Numan Kurtulmuş, gerek diyalog
gerekse müzakere kültürü bakımından ideal
bir isim olarak öne çıkmaktadır. Bayramdan
sonra ivmeleneceği anlaşılan özellikli komisyon
oluşturma ve yeni anayasa arayışı ise
dikenli ve keskin virajlı yola girileceğinin de
ilânı niteliğindedir.
İlk aşamada, daha az sorunlu tedbirlerle yola çıkılması mümkündür. Kayyum düzenlemesi, hasta ve yaşlı mahkûmların infaz koşullarının iyileştirilmesi, İmralı'ya ziyaret sayısının ve ziyaretçi profilinin esnetilmesi gibi.

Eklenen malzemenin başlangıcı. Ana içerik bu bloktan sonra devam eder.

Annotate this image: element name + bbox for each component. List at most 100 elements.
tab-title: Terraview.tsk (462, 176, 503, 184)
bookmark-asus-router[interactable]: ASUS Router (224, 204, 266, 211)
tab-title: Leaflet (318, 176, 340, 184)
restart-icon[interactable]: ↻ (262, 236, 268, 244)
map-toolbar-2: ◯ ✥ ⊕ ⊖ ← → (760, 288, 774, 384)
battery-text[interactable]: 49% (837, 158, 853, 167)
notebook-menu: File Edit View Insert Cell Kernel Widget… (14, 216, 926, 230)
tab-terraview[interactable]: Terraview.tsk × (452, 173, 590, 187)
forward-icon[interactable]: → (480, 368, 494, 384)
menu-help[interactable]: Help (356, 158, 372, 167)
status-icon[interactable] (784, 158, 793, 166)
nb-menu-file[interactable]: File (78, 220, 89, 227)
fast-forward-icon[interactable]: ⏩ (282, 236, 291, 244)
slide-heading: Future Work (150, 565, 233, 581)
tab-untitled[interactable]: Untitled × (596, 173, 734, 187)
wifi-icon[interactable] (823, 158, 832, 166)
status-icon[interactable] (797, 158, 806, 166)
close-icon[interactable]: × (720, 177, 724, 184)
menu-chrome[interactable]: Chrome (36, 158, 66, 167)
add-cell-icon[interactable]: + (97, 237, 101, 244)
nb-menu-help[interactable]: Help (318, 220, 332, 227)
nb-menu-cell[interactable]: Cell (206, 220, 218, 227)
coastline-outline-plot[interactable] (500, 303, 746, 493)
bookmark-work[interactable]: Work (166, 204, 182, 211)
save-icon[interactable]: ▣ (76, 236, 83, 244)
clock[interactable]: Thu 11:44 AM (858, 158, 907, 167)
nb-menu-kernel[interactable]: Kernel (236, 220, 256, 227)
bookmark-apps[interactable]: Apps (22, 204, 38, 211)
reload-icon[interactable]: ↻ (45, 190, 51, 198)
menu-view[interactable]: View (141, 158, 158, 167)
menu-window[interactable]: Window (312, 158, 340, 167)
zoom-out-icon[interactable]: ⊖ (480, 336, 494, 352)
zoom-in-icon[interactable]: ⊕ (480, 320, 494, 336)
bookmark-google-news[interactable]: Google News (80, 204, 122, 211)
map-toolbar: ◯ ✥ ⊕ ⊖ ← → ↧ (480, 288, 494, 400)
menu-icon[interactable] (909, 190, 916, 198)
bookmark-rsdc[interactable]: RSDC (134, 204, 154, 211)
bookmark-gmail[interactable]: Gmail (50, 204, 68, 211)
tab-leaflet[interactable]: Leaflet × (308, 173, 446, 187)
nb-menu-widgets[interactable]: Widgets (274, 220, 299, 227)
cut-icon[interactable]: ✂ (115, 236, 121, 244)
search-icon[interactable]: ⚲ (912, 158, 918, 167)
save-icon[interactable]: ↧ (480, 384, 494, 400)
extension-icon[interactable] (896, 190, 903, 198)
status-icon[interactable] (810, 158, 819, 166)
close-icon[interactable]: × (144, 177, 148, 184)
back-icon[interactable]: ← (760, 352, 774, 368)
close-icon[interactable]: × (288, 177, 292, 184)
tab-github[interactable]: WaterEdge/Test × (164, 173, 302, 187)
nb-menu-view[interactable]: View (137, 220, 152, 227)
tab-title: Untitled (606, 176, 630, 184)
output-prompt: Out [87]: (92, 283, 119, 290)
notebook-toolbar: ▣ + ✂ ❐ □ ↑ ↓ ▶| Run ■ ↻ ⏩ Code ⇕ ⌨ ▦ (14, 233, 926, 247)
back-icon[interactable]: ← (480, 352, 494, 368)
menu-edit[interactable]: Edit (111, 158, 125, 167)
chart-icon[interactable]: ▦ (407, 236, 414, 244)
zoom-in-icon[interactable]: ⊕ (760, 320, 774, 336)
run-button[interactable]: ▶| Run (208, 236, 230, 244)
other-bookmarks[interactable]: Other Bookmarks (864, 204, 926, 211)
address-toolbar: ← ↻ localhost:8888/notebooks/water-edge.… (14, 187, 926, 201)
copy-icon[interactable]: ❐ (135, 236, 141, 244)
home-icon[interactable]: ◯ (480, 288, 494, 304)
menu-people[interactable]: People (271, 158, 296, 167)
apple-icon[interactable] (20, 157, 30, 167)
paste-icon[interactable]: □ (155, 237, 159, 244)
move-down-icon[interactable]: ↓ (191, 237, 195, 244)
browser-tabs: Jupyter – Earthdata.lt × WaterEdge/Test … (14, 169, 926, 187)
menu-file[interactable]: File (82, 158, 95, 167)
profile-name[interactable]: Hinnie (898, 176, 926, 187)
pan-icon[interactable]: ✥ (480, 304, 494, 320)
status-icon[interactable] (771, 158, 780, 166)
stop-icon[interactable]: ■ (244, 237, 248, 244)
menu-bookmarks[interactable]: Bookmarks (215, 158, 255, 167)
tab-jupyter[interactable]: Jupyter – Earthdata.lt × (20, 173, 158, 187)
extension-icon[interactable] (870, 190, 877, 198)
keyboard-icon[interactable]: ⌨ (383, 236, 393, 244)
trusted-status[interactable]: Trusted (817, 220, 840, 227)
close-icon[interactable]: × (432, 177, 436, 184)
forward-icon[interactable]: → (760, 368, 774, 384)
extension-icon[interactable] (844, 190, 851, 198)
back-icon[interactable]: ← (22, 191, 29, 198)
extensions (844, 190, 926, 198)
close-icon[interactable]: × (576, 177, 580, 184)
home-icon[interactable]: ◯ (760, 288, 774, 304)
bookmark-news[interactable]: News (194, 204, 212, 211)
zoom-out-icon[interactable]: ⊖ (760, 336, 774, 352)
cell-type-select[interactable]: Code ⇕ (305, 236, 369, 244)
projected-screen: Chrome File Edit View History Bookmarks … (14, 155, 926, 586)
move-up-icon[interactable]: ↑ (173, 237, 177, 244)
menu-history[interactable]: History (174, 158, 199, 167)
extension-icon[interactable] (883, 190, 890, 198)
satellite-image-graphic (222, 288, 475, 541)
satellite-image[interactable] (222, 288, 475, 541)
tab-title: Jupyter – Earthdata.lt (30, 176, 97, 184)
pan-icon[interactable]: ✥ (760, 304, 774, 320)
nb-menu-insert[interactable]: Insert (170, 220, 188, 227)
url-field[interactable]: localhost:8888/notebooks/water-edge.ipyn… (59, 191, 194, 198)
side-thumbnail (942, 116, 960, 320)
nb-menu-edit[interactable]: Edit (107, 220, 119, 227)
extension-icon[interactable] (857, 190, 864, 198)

Gel gör ki... Bazı kavramlarla yüzleşme gereği de kaçınılmazdır.
Örneğin biz,
"Eşit Yurttaşlık" diyoruz. Devletin, tüm yurttaşlarına karşı tarafsız olmasını esas alıyoruz. Etnik kimliği, dini, cinsiyeti, dili vb. ne olursa olsun herkesin eşit haklara ve sorumluluklara sahip olduğunu kabul ediyoruz.
"Anayasal vatandaşlık" ilkesine yaslanıyoruz. Ama iki kelimenin yerini değiştirip
"Yurttaşların Eşitliği" diye yola çıkanların hedeflerini de öngörebiliyoruz. Eşitliği bireyler arasında değil,
"halklar, kimlikler" arasında arayanların,
"Tek bir ulusal yurttaşlık statüsünü değil çoğul kimlikli, parçalı bir sistem kurguladıklarını" anlayabiliyoruz. Kimlik gruplarının kendi kurumları, dilleri, eğitim ve yönetim tercihleriyle anayasal sistemde eşitlenmesi ısrarının risklerini akılda tutuyoruz.
Tabii ki bütün bunları günü geldiğinde daha detaylı konuşup yazacağız. Sadece hatırlatmak isteriz ki...
"Terörsüz Türkiye'nin teminatı, Türkiye Cumhuriyeti'nin kuruluş felsefesinde toplanmıştır ve ayarlarıyla oynamaya gelmez!